I think that’s been a big change,” Kerravala continued. “I thought, under the last CEO (Jim Chirico), he was really operationally focused. He only ever talked about transitioning to software and subscription, and that was really more of a financial reengineering of the way they sell. But Alan Masarek has been much more focused on rounding out their portfolio.”

“Historically, when you look at their products, they had a mess on their hands. They had old products, new products, different roadmaps for those things, and different development teams. It created a very inefficient R&D cycle.”

“Now it’s very clear. They can take customers on this continuum of any kind of cloud they want, but they have a definitive landing spot for whatever that customer really wants. Before, it was really this hodgepodge of stuff. I do think the company and product receptor is in better shape.”

Much of the conference was about affirming clarity of direction and confidence of leadership, but was there anything particularly surprising to Kerravala?

“How loyal the customer base is,” Kerravala said. “Also, I think one of the things that’s misunderstood in the industry is when you talk to a lot of Avaya customers here, they’re very big companies. They’ve got massive contact centres. You think of a company like Southwest Airlines, who they had on stage. Liberty Mutual, who they had on stage. The customers they had on the stages here were excellent. They’ve always had companies on stage, but sometimes they were little companies you’d never heard of before.”

Kerravala noted that these massive companies often carry a lot of technical debt, which problematises any ambition of smoothly and quickly moving to the cloud. Avaya’s more patient migratory solutions address these complex needs.

“They need that migration approach,” he explained. “So, I think it’s a little counter to the way the rest of the industry thinks, where we assume everybody is going to move to the cloud overnight, but that resonated with this audience loud and clear. They want a migration path, not something they’re going to have to forklift upgrade.”

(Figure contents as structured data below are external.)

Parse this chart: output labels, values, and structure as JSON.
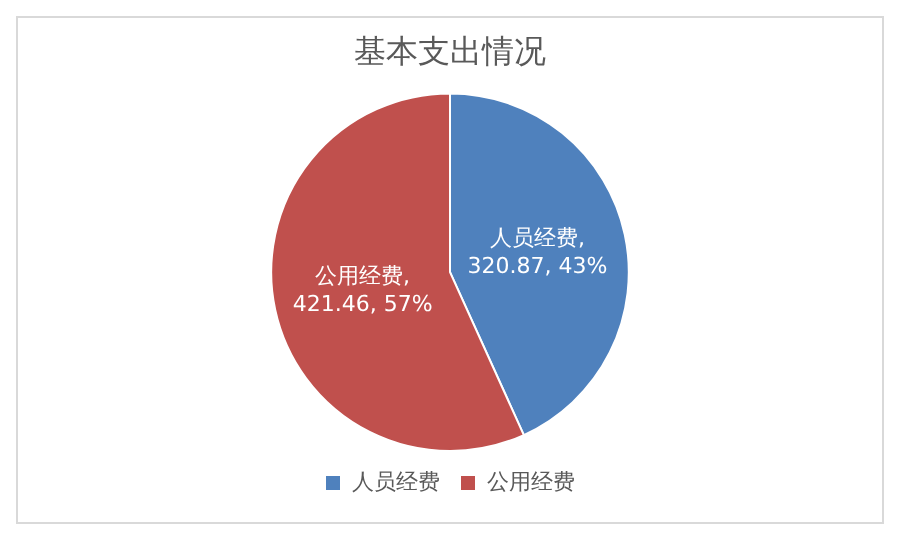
{
  "chart_data": {
    "type": "pie",
    "title": "基本支出情况",
    "categories": [
      "人员经费",
      "公用经费"
    ],
    "values": [
      320.87,
      421.46
    ],
    "colors": [
      "#4f81bd",
      "#c0504d"
    ],
    "value_labels": [
      "人员经费, 320.87, 43%",
      "公用经费, 421.46, 57%"
    ],
    "legend": "bottom"
  }
}
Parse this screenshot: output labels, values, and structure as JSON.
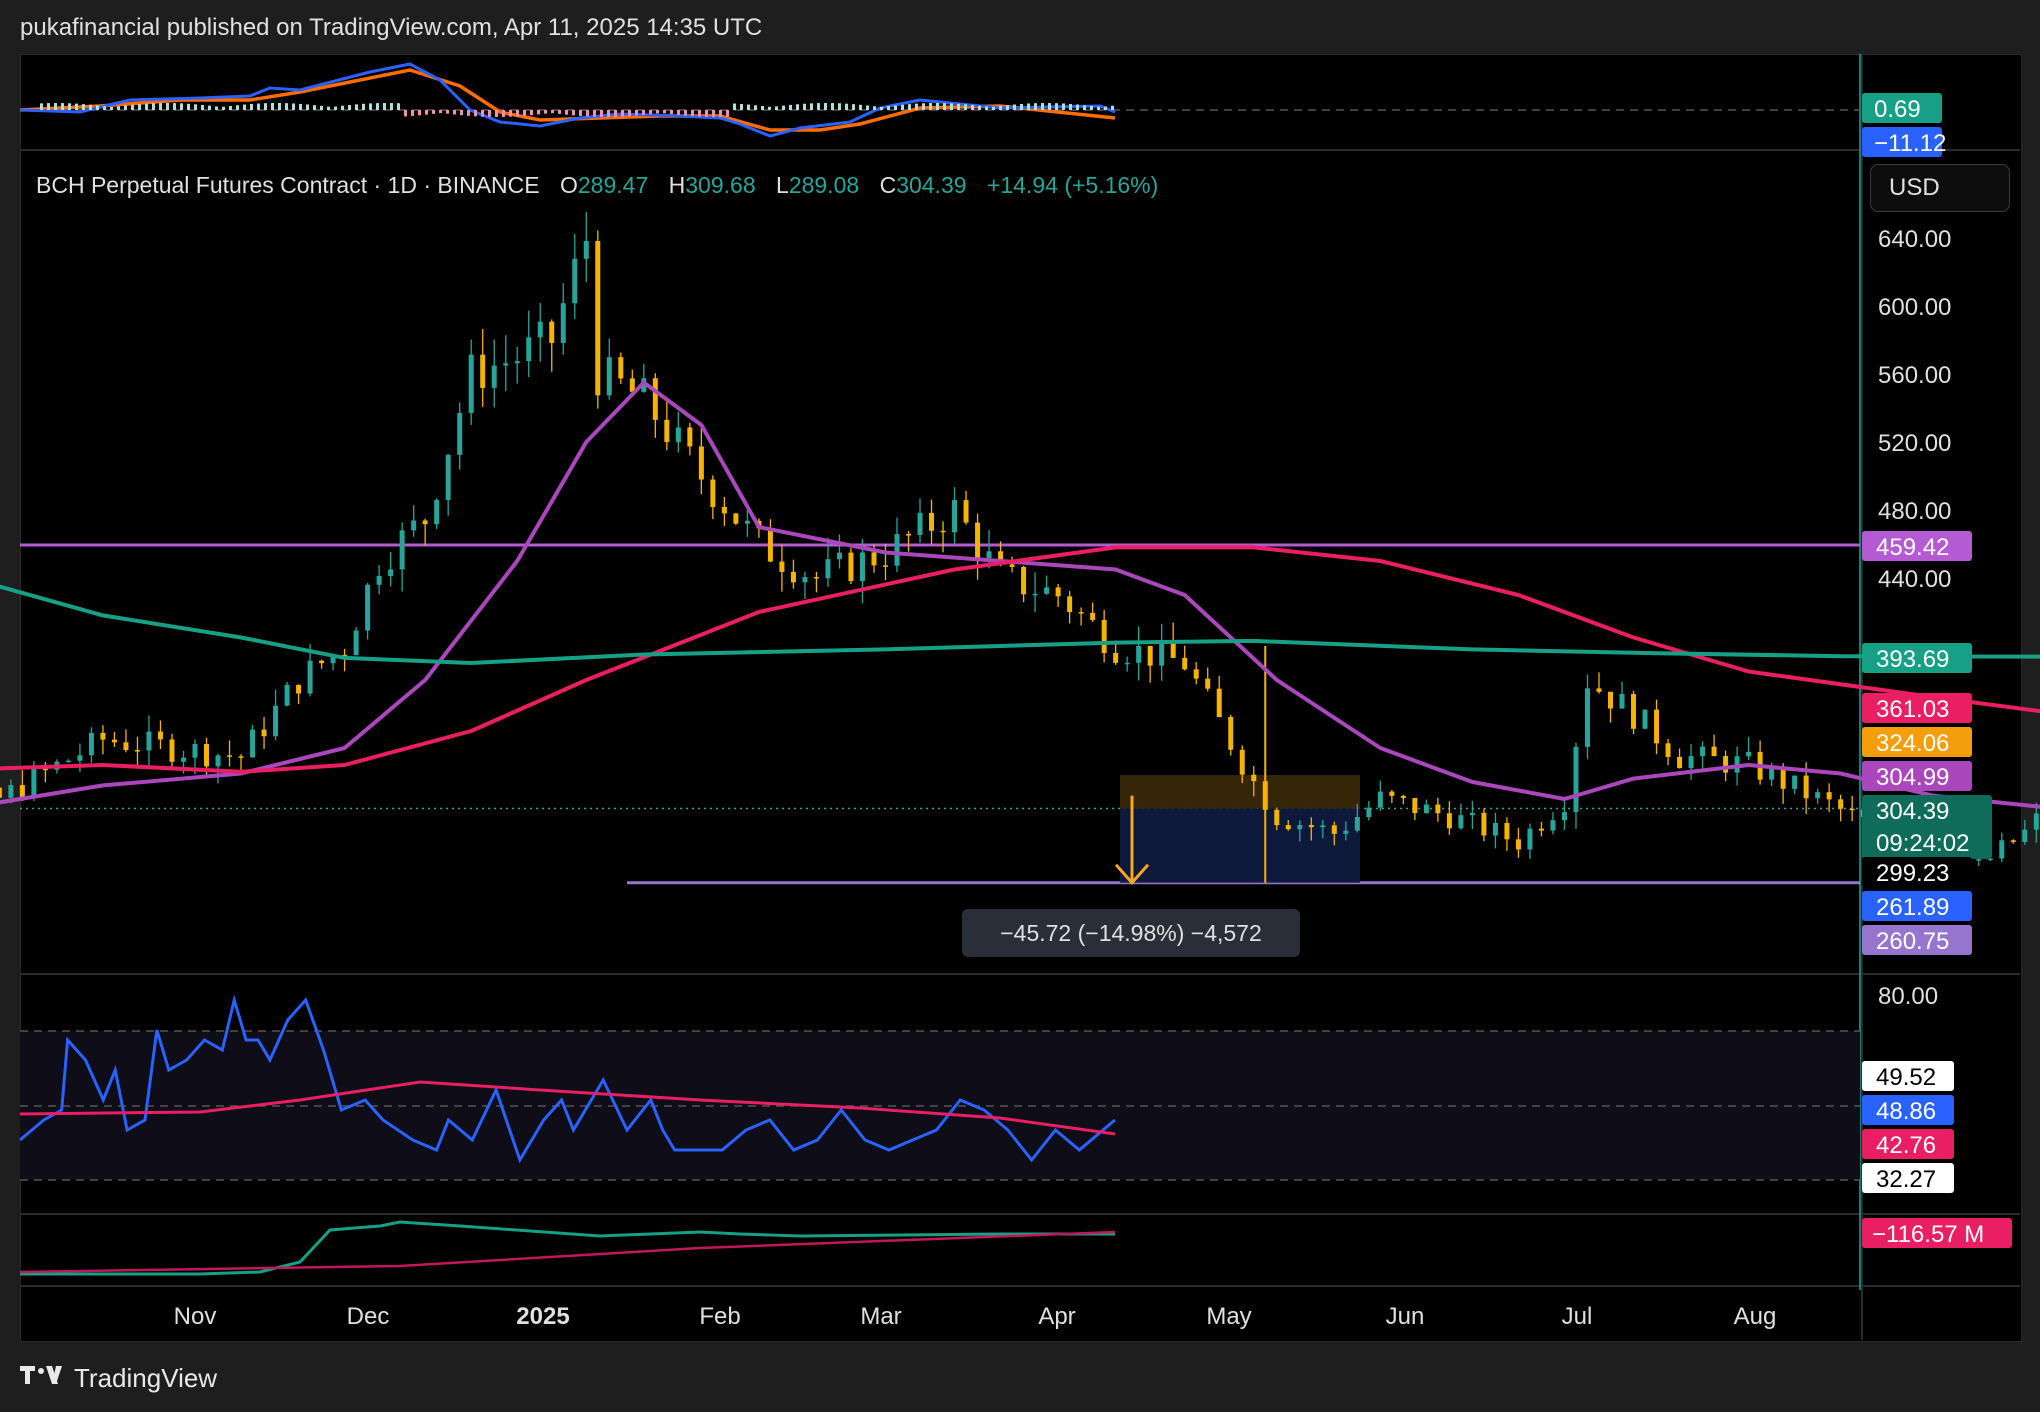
{
  "header": {
    "published": "pukafinancial published on TradingView.com, Apr 11, 2025 14:35 UTC"
  },
  "legend": {
    "symbol": "BCH Perpetual Futures Contract · 1D · BINANCE",
    "o_label": "O",
    "o": "289.47",
    "h_label": "H",
    "h": "309.68",
    "l_label": "L",
    "l": "289.08",
    "c_label": "C",
    "c": "304.39",
    "change": "+14.94 (+5.16%)"
  },
  "currency_button": "USD",
  "footer": {
    "brand": "TradingView",
    "logo": "tv-logo-icon"
  },
  "measure_tooltip": "−45.72 (−14.98%) −4,572",
  "colors": {
    "up": "#26a69a",
    "down": "#f5b400",
    "ma_fast": "#ab47bc",
    "ma_mid": "#e91e63",
    "ma_slow": "#16a085",
    "resistance": "#b45ad3",
    "support": "#9575cd",
    "rsi": "#2962ff",
    "rsi_ma": "#e91e63",
    "macd": "#2962ff",
    "signal": "#ff6d00"
  },
  "price_axis": {
    "ticks": [
      "640.00",
      "600.00",
      "560.00",
      "520.00",
      "480.00",
      "440.00"
    ],
    "badges": [
      {
        "value": "459.42",
        "color": "#b45ad3"
      },
      {
        "value": "393.69",
        "color": "#16a085"
      },
      {
        "value": "361.03",
        "color": "#e91e63"
      },
      {
        "value": "324.06",
        "color": "#f59e0b"
      },
      {
        "value": "304.99",
        "color": "#ab47bc"
      },
      {
        "value": "304.39",
        "color": "#0f6b5a"
      },
      {
        "value": "299.23",
        "color": "#000000"
      },
      {
        "value": "261.89",
        "color": "#2962ff"
      },
      {
        "value": "260.75",
        "color": "#9575cd"
      }
    ],
    "countdown": "09:24:02"
  },
  "macd_axis": {
    "badges": [
      {
        "value": "0.69",
        "color": "#16a085"
      },
      {
        "value": "−11.12",
        "color": "#2962ff"
      }
    ]
  },
  "rsi_axis": {
    "tick": "80.00",
    "badges": [
      {
        "value": "49.52",
        "color": "#ffffff"
      },
      {
        "value": "48.86",
        "color": "#2962ff"
      },
      {
        "value": "42.76",
        "color": "#e91e63"
      },
      {
        "value": "32.27",
        "color": "#ffffff"
      }
    ]
  },
  "obv_axis": {
    "badges": [
      {
        "value": "−116.57 M",
        "color": "#e91e63"
      }
    ]
  },
  "time_axis": [
    "Nov",
    "Dec",
    "2025",
    "Feb",
    "Mar",
    "Apr",
    "May",
    "Jun",
    "Jul",
    "Aug"
  ],
  "chart_data": {
    "type": "candlestick",
    "title": "BCH Perpetual Futures Contract · 1D · BINANCE",
    "ylim": [
      250,
      660
    ],
    "last": {
      "open": 289.47,
      "high": 309.68,
      "low": 289.08,
      "close": 304.39
    },
    "resistance": 459.42,
    "support": 260.75,
    "series": [
      {
        "points": [
          [
            "Oct 03",
            300
          ],
          [
            "Oct 15",
            310
          ],
          [
            "Oct 24",
            345
          ],
          [
            "Nov 05",
            335
          ],
          [
            "Nov 10",
            380
          ],
          [
            "Nov 14",
            400
          ],
          [
            "Nov 17",
            450
          ],
          [
            "Nov 21",
            475
          ],
          [
            "Nov 25",
            560
          ],
          [
            "Nov 29",
            570
          ],
          [
            "Dec 02",
            580
          ],
          [
            "Dec 05",
            640
          ],
          [
            "Dec 06",
            560
          ],
          [
            "Dec 10",
            545
          ],
          [
            "Dec 15",
            500
          ],
          [
            "Dec 20",
            460
          ],
          [
            "Dec 25",
            440
          ],
          [
            "Dec 31",
            455
          ],
          [
            "Jan 06",
            480
          ],
          [
            "Jan 10",
            440
          ],
          [
            "Jan 15",
            430
          ],
          [
            "Jan 20",
            400
          ],
          [
            "Jan 26",
            390
          ],
          [
            "Feb 01",
            320
          ],
          [
            "Feb 03",
            300
          ],
          [
            "Feb 08",
            290
          ],
          [
            "Feb 12",
            310
          ],
          [
            "Feb 18",
            300
          ],
          [
            "Feb 24",
            285
          ],
          [
            "Feb 28",
            310
          ],
          [
            "Mar 02",
            380
          ],
          [
            "Mar 06",
            360
          ],
          [
            "Mar 10",
            335
          ],
          [
            "Mar 16",
            330
          ],
          [
            "Mar 22",
            310
          ],
          [
            "Mar 28",
            290
          ],
          [
            "Apr 01",
            285
          ],
          [
            "Apr 05",
            270
          ],
          [
            "Apr 09",
            290
          ],
          [
            "Apr 11",
            304.39
          ]
        ]
      },
      {
        "name": "MA fast",
        "points": [
          [
            "Oct 03",
            300
          ],
          [
            "Oct 15",
            308
          ],
          [
            "Oct 24",
            318
          ],
          [
            "Nov 05",
            325
          ],
          [
            "Nov 14",
            340
          ],
          [
            "Nov 21",
            380
          ],
          [
            "Nov 29",
            450
          ],
          [
            "Dec 05",
            520
          ],
          [
            "Dec 10",
            555
          ],
          [
            "Dec 15",
            530
          ],
          [
            "Dec 20",
            470
          ],
          [
            "Dec 31",
            455
          ],
          [
            "Jan 10",
            450
          ],
          [
            "Jan 20",
            445
          ],
          [
            "Jan 26",
            430
          ],
          [
            "Feb 03",
            380
          ],
          [
            "Feb 12",
            340
          ],
          [
            "Feb 20",
            320
          ],
          [
            "Feb 28",
            310
          ],
          [
            "Mar 06",
            322
          ],
          [
            "Mar 16",
            330
          ],
          [
            "Mar 24",
            325
          ],
          [
            "Apr 01",
            312
          ],
          [
            "Apr 11",
            304.99
          ]
        ]
      },
      {
        "name": "MA mid",
        "points": [
          [
            "Oct 03",
            335
          ],
          [
            "Oct 15",
            328
          ],
          [
            "Oct 24",
            330
          ],
          [
            "Nov 05",
            326
          ],
          [
            "Nov 14",
            330
          ],
          [
            "Nov 25",
            350
          ],
          [
            "Dec 05",
            380
          ],
          [
            "Dec 20",
            420
          ],
          [
            "Jan 06",
            445
          ],
          [
            "Jan 20",
            458
          ],
          [
            "Feb 01",
            458
          ],
          [
            "Feb 12",
            450
          ],
          [
            "Feb 24",
            430
          ],
          [
            "Mar 06",
            405
          ],
          [
            "Mar 16",
            385
          ],
          [
            "Apr 01",
            370
          ],
          [
            "Apr 11",
            361.03
          ]
        ]
      },
      {
        "name": "MA slow",
        "points": [
          [
            "Oct 03",
            440
          ],
          [
            "Oct 15",
            435
          ],
          [
            "Oct 24",
            418
          ],
          [
            "Nov 05",
            405
          ],
          [
            "Nov 14",
            393
          ],
          [
            "Nov 25",
            390
          ],
          [
            "Dec 10",
            395
          ],
          [
            "Dec 31",
            398
          ],
          [
            "Jan 20",
            402
          ],
          [
            "Feb 01",
            403
          ],
          [
            "Feb 20",
            398
          ],
          [
            "Mar 06",
            396
          ],
          [
            "Mar 24",
            394
          ],
          [
            "Apr 11",
            393.69
          ]
        ]
      }
    ]
  }
}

If the event was partly about celebrating the present — the challenges overcome and the stability achieved — it was also about outlining the future and convincing Avaya customers to believe in the project. Masarek wrapped up the show by asking customers to trust Avaya and by asserting that Avaya will repay that trust in kind.

“I think, in order for that to happen, they need to do the things they’ve said they’re going to do,” Kerravala said. “Alan says they’re going to publish roadmaps and have commitment dates where they’re going to release new features. They’ve got to hit those things. In the past, that hasn’t been Avaya’s strong suit, and part of it comes down to the way they did their R&D and the way they did their engineering. They tended to shift priorities a lot.”

“But if they’re going to ask the customers to trust them, they have to lay out those roadmaps, lay out those dates, and hit them. Because if you can’t do that, then I’m not sure why the customers would trust them. But if they can, I do think this audience will fall back in line with them because they tend to generate like them.”